CSI: Fresh-Cuts

Today’s food safety measures require companies to anticipate the unexpected and exceed FDA’s requirements. That’s a lesson a Massachusetts company learned the hard way.

Chang Farm issued a recall of its bean sprouts and soy sprouts in late May, following a positive finding of listeria monocytogenes in a retail pack. While the company does the requisite testing for salmonella and E. coli, listeria testing isn’t required by FDA.

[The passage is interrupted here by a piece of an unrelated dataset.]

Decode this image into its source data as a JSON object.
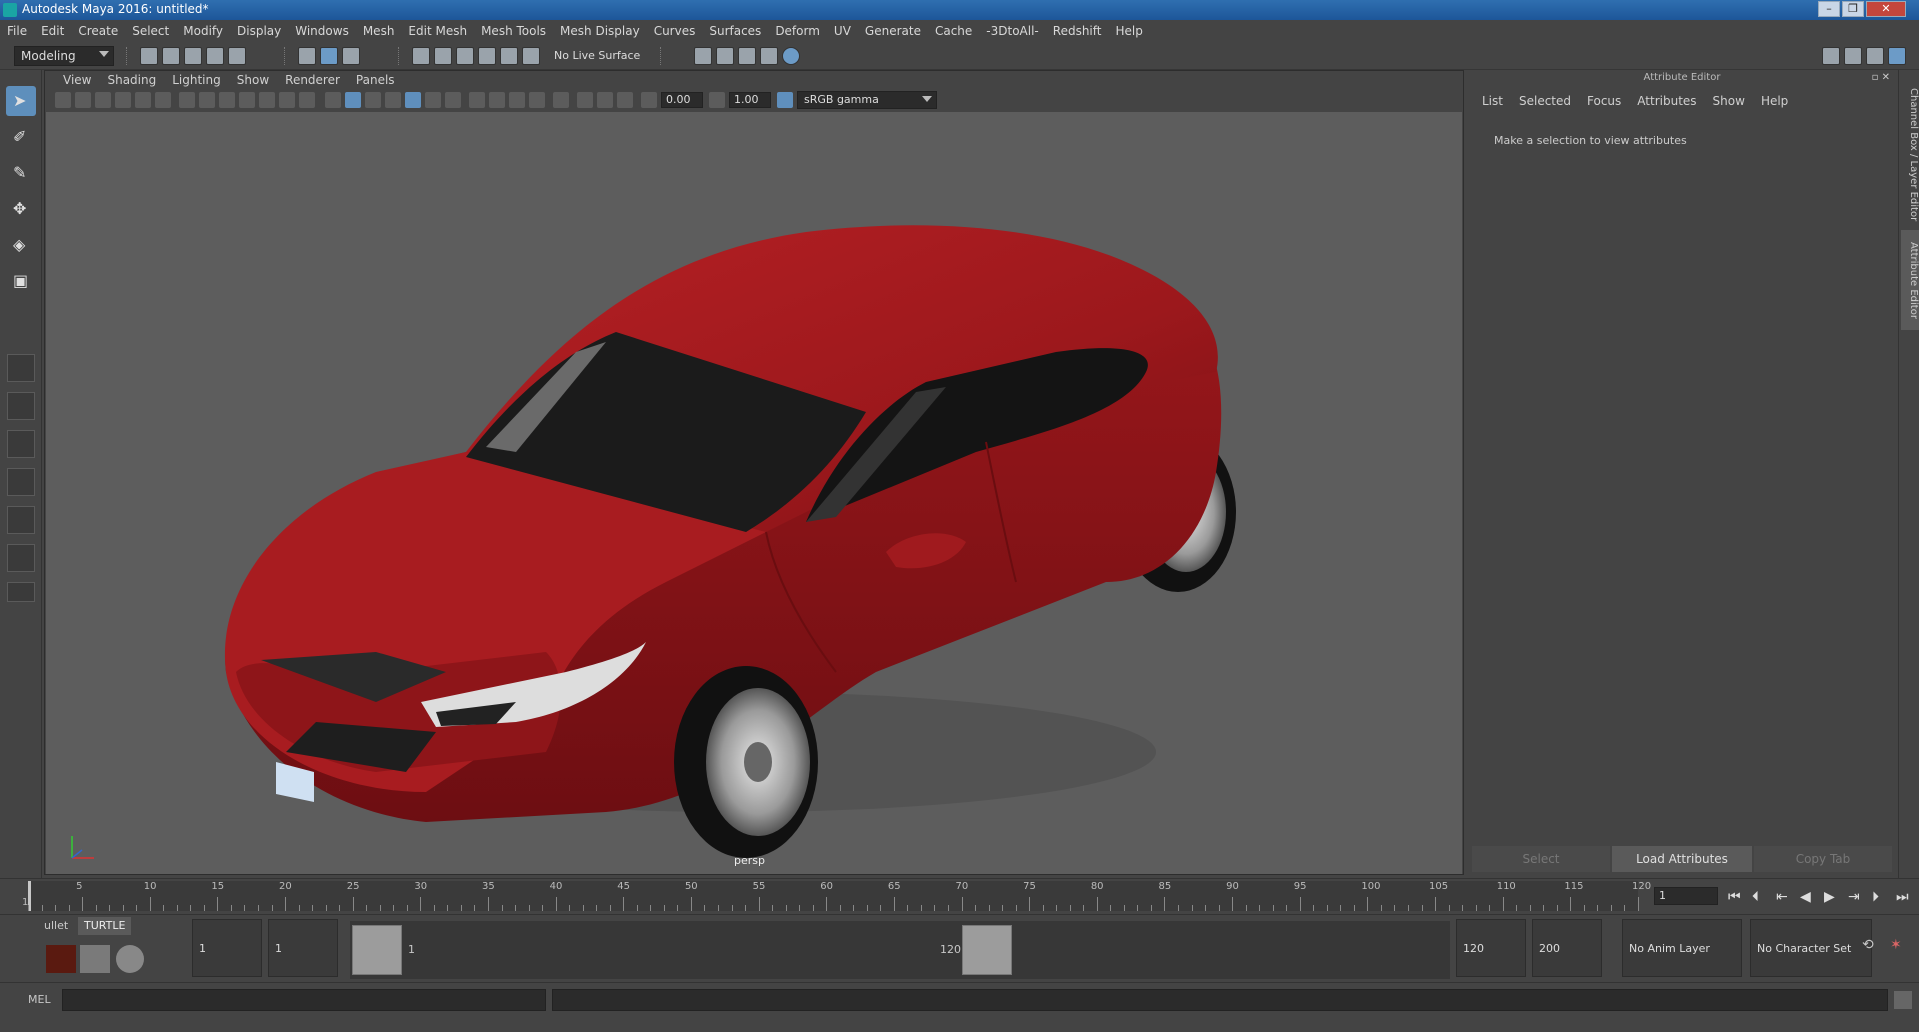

Fresh-cut processors can learn from this mistake. Meeting FDA’s guidelines isn’t enough to protect a business from an outbreak – even meeting buyers’ audit requirements isn’t enough.

Contamination can occur at many points during growing, harvesting, transport or processing, so a holistic approach to food safety is needed. Many buyers want to see where a product is coming from and what the processor is doing to ensure safe, high-quality raw product is used.

Risk of contamination increases every time raw or unfinished product is handled, so many processors are documenting where the product changed hands – even within the plant – and can trace a finished good to each employee who touched it.

I like to think of it in terms of the criminal justice system. When a crime occurs, the evidence at the scene is processed, and at each stage of the investigation through to the trial, a record of every person that touched the evidence is kept. If there’s a break in the evidence chain, even the worst defense attorney can get that evidence thrown out.

In a criminal case, not having a record of who handled the evidence is case for dismissal, but in an outbreak it may be used as evidence against your company. Not knowing where a product came from, who touched it or where it went could result in local health officials and FDA focusing on your plant as the source of an outbreak, because problems in recordkeeping might also mean problems in the food safety measures.

So, play crime scene investigator at the plant. Pick a product off the line, track where it came from and see who it came from and where it’s going. If possible, find out which employees handled it. Tracking fresh-cut produce through the processing plant can have added benefits. Some systems can show waste or lower output from individual employees, which could lead to more specific training programs and an overall increase in efficiency.